📷 Image Credits: Mint
Foreign portfolio investors (FPIs) have significantly reduced their selling streak in Indian equities this month after stability returned to Indian markets with a fall in the ‘VIX’ volatility index. FPIs reduced their buying momentum with the onset of the new fiscal 2024-25 (FY25). Volatility due to Lok Sabha elections 2024 and results, outperformance in Chinese markets, hawkish stance from central banks, and other global cues have weighed on the sentiments of foreign investors.
The total debt inflows stand at ₹5,703 crore till the second week of June.
After the roller coaster ride in the market in the first week of June, stability has returned to the market as indicated by the sharp fall in India VIX from 27 on June 4 to 12.82 on June 14. This fall in India VIX indicates the return of stability and a likely consolidation phase in the market, said Dr. V K Vijayakumar, Chief Investment Strategist, Geojit Financial Services.
Analysts highlighted that the FPI strategy is to sell India which is expensive and buy China which is very cheap mainly through Hong Kong. However, some are bullish on their verdict and expect inflows to resume soon.
The long-term outlook for FPI flows into Indian debt is positive due to India’s inclusion in global bond indices. However, near-term flows are being impacted by global macroeconomic uncertainty and volatility. The trend will reverse once the interest rate outlook becomes clearer, according to analysts.

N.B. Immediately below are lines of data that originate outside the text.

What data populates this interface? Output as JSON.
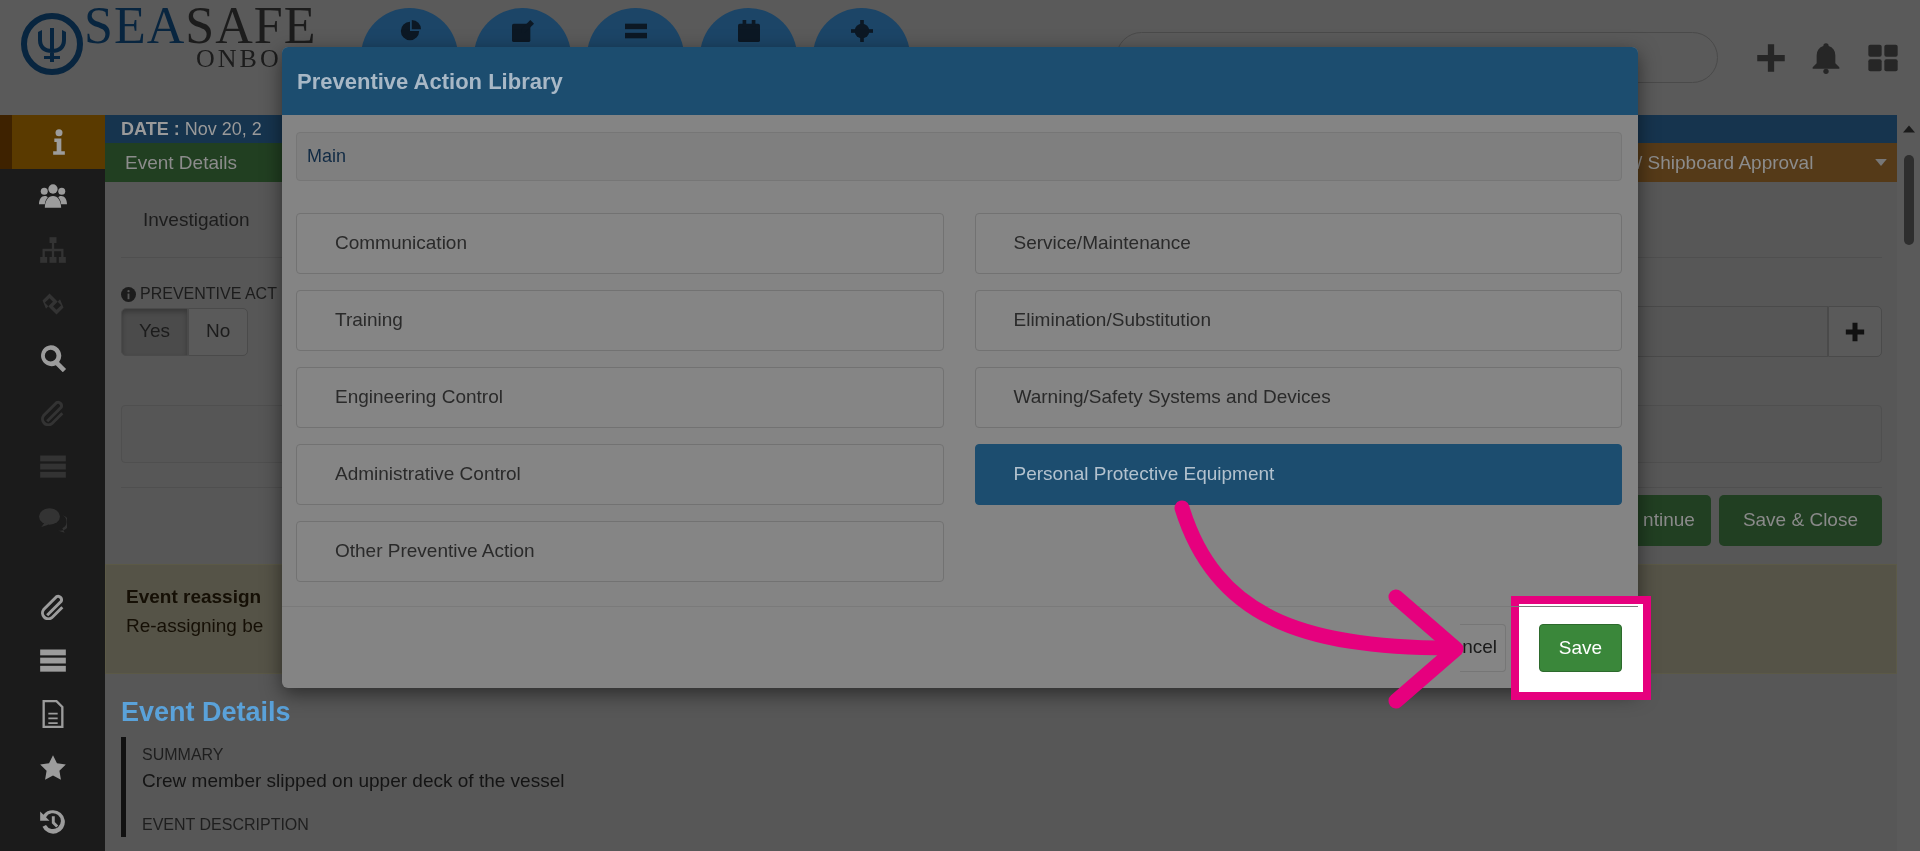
{
  "header": {
    "logo": {
      "part_1": "SEA",
      "part_2": "SAFE",
      "subtitle": "ONBO"
    }
  },
  "sidebar": {
    "groups": [
      [
        {
          "selected": true,
          "disabled": false
        },
        {
          "selected": false,
          "disabled": false
        },
        {
          "selected": false,
          "disabled": true
        },
        {
          "selected": false,
          "disabled": true
        },
        {
          "selected": false,
          "disabled": false
        },
        {
          "selected": false,
          "disabled": true
        },
        {
          "selected": false,
          "disabled": true
        },
        {
          "selected": false,
          "disabled": true
        }
      ],
      [
        {
          "selected": false,
          "disabled": false
        },
        {
          "selected": false,
          "disabled": false
        },
        {
          "selected": false,
          "disabled": false
        },
        {
          "selected": false,
          "disabled": false
        },
        {
          "selected": false,
          "disabled": false
        }
      ]
    ]
  },
  "date_bar": "**DATE :** Nov 20, 2",
  "workflow": {
    "first_step": "Event Details",
    "last_step": "/ Shipboard Approval"
  },
  "investigation_tab": "Investigation",
  "preventive_label": "PREVENTIVE ACT",
  "toggle": [
    {
      "label": "Yes",
      "selected": true
    },
    {
      "label": "No",
      "selected": false
    }
  ],
  "actions": [
    {
      "label": "ntinue"
    },
    {
      "label": "Save & Close"
    }
  ],
  "alert": {
    "title": "Event reassign",
    "text": "Re-assigning be"
  },
  "event_details": {
    "heading": "Event Details",
    "fields": [
      {
        "label": "SUMMARY",
        "value": "Crew member slipped on upper deck of the vessel"
      },
      {
        "label": "EVENT DESCRIPTION"
      }
    ]
  },
  "modal": {
    "title": "Preventive Action Library",
    "search": {
      "placeholder": "Main"
    },
    "options": [
      {
        "label": "Communication",
        "selected": false
      },
      {
        "label": "Service/Maintenance",
        "selected": false
      },
      {
        "label": "Training",
        "selected": false
      },
      {
        "label": "Elimination/Substitution",
        "selected": false
      },
      {
        "label": "Engineering Control",
        "selected": false
      },
      {
        "label": "Warning/Safety Systems and Devices",
        "selected": false
      },
      {
        "label": "Administrative Control",
        "selected": false
      },
      {
        "label": "Personal Protective Equipment",
        "selected": true
      },
      {
        "label": "Other Preventive Action",
        "selected": false
      }
    ],
    "buttons": [
      {
        "label": "ncel",
        "kind": "cancel",
        "highlighted": false
      },
      {
        "label": "Save",
        "kind": "save",
        "highlighted": true
      }
    ]
  }
}
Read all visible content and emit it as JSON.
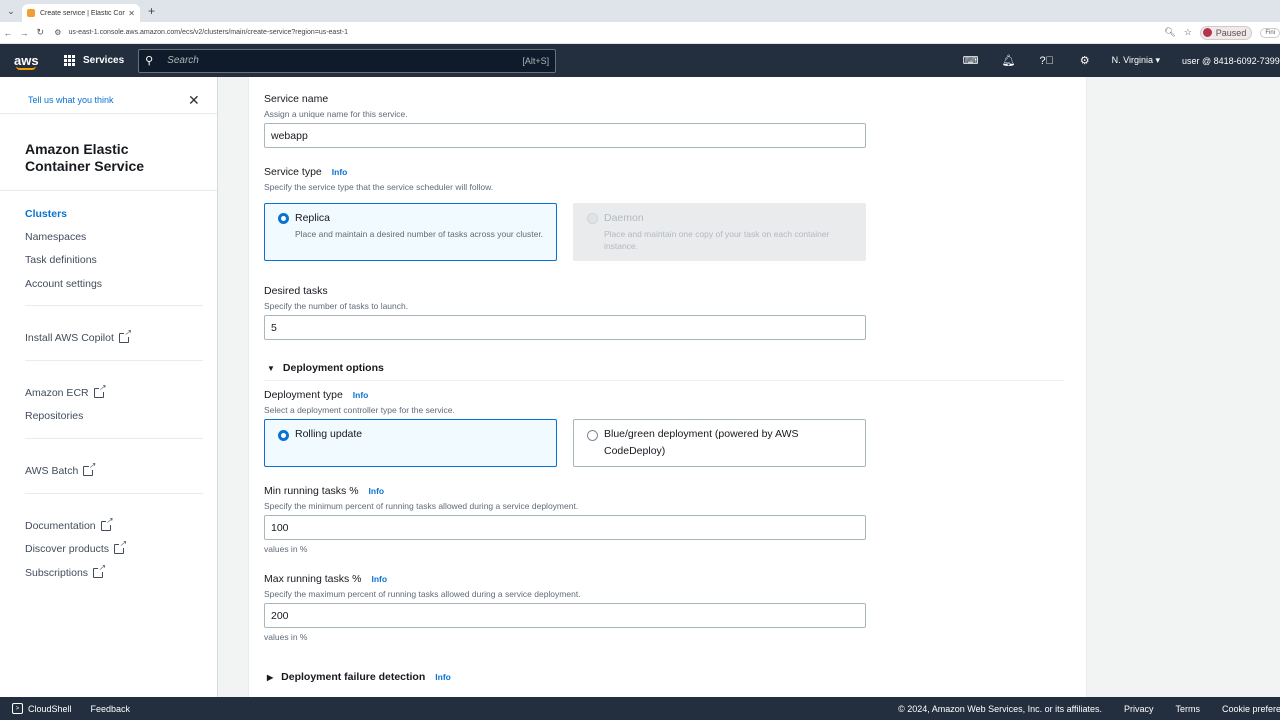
{
  "browser": {
    "tab_title": "Create service | Elastic Container Service",
    "url": "us-east-1.console.aws.amazon.com/ecs/v2/clusters/main/create-service?region=us-east-1",
    "profile_label": "Paused",
    "extra_label": "Fini"
  },
  "awsnav": {
    "logo": "aws",
    "services_label": "Services",
    "search_placeholder": "Search",
    "search_shortcut": "[Alt+S]",
    "region": "N. Virginia ▾",
    "user": "user @ 8418-6092-7399"
  },
  "sidebar": {
    "feedback_link": "Tell us what you think",
    "title": "Amazon Elastic Container Service",
    "nav": [
      "Clusters",
      "Namespaces",
      "Task definitions",
      "Account settings"
    ],
    "install_copilot": "Install AWS Copilot",
    "ecr": "Amazon ECR",
    "repositories": "Repositories",
    "batch": "AWS Batch",
    "documentation": "Documentation",
    "discover": "Discover products",
    "subscriptions": "Subscriptions"
  },
  "form": {
    "service_name_label": "Service name",
    "service_name_desc": "Assign a unique name for this service.",
    "service_name_value": "webapp",
    "service_type_label": "Service type",
    "info": "Info",
    "service_type_desc": "Specify the service type that the service scheduler will follow.",
    "replica_title": "Replica",
    "replica_desc": "Place and maintain a desired number of tasks across your cluster.",
    "daemon_title": "Daemon",
    "daemon_desc": "Place and maintain one copy of your task on each container instance.",
    "desired_tasks_label": "Desired tasks",
    "desired_tasks_desc": "Specify the number of tasks to launch.",
    "desired_tasks_value": "5",
    "deployment_options": "Deployment options",
    "deployment_type_label": "Deployment type",
    "deployment_type_desc": "Select a deployment controller type for the service.",
    "rolling_update": "Rolling update",
    "blue_green": "Blue/green deployment (powered by AWS CodeDeploy)",
    "min_running_label": "Min running tasks %",
    "min_running_desc": "Specify the minimum percent of running tasks allowed during a service deployment.",
    "min_running_value": "100",
    "values_in_percent": "values in %",
    "max_running_label": "Max running tasks %",
    "max_running_desc": "Specify the maximum percent of running tasks allowed during a service deployment.",
    "max_running_value": "200",
    "failure_detection": "Deployment failure detection"
  },
  "footer": {
    "cloudshell": "CloudShell",
    "feedback": "Feedback",
    "copyright": "© 2024, Amazon Web Services, Inc. or its affiliates.",
    "privacy": "Privacy",
    "terms": "Terms",
    "cookie": "Cookie preferences"
  }
}
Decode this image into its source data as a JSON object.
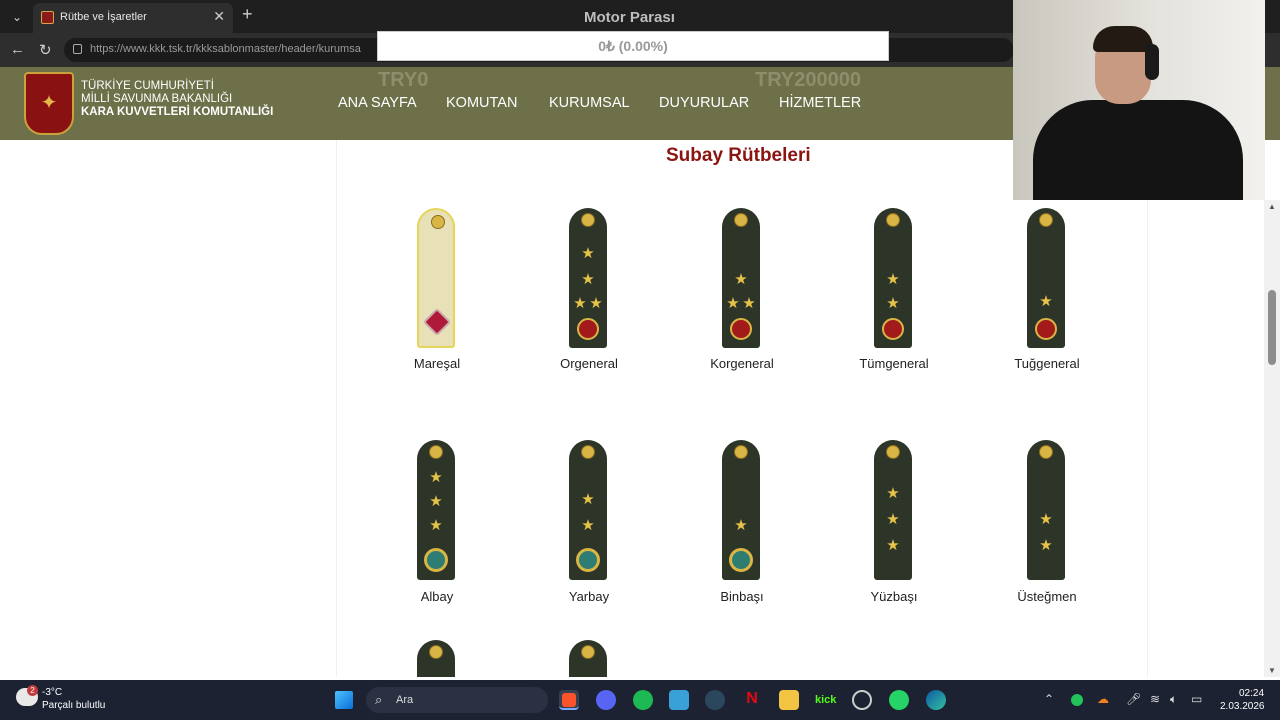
{
  "browser": {
    "tab_title": "Rütbe ve İşaretler",
    "url_host": "https://www.kkk.tsk.tr",
    "url_path": "/kkksablonmaster/header/kurumsa"
  },
  "site": {
    "org_line1": "TÜRKİYE CUMHURİYETİ",
    "org_line2": "MİLLİ SAVUNMA BAKANLIĞI",
    "org_line3": "KARA KUVVETLERİ KOMUTANLIĞI",
    "nav": [
      "ANA SAYFA",
      "KOMUTAN",
      "KURUMSAL",
      "DUYURULAR",
      "HİZMETLER"
    ]
  },
  "content": {
    "section_title": "Subay Rütbeleri",
    "ranks_row1": [
      "Mareşal",
      "Orgeneral",
      "Korgeneral",
      "Tümgeneral",
      "Tuğgeneral"
    ],
    "ranks_row2": [
      "Albay",
      "Yarbay",
      "Binbaşı",
      "Yüzbaşı",
      "Üsteğmen"
    ]
  },
  "overlay": {
    "title": "Motor Parası",
    "value": "0₺ (0.00%)",
    "min": "TRY0",
    "max": "TRY200000"
  },
  "taskbar": {
    "temperature": "-3°C",
    "condition": "Parçalı bulutlu",
    "weather_badge": "2",
    "search_placeholder": "Ara",
    "time": "02:24",
    "date": "2.03.2026"
  },
  "colors": {
    "header_bg": "#6d7048",
    "title_red": "#8b1410",
    "board_green": "#2c3528",
    "gold": "#e8c34a"
  }
}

In May 2024, FPIs offloaded ₹25,586 crore worth of Indian equities, and the debt inflows stood at ₹8,761 crore. Uncertainty over the outcome of the Lok Sabha elections 2024, high US bond yields, high Indian market valuations, and the outperformance of Chinese stocks weighed on sentiments. FPIs offloaded ₹8,671 crore in Indian equities in April and ₹10,949 crore in debt markets over high US bond yields.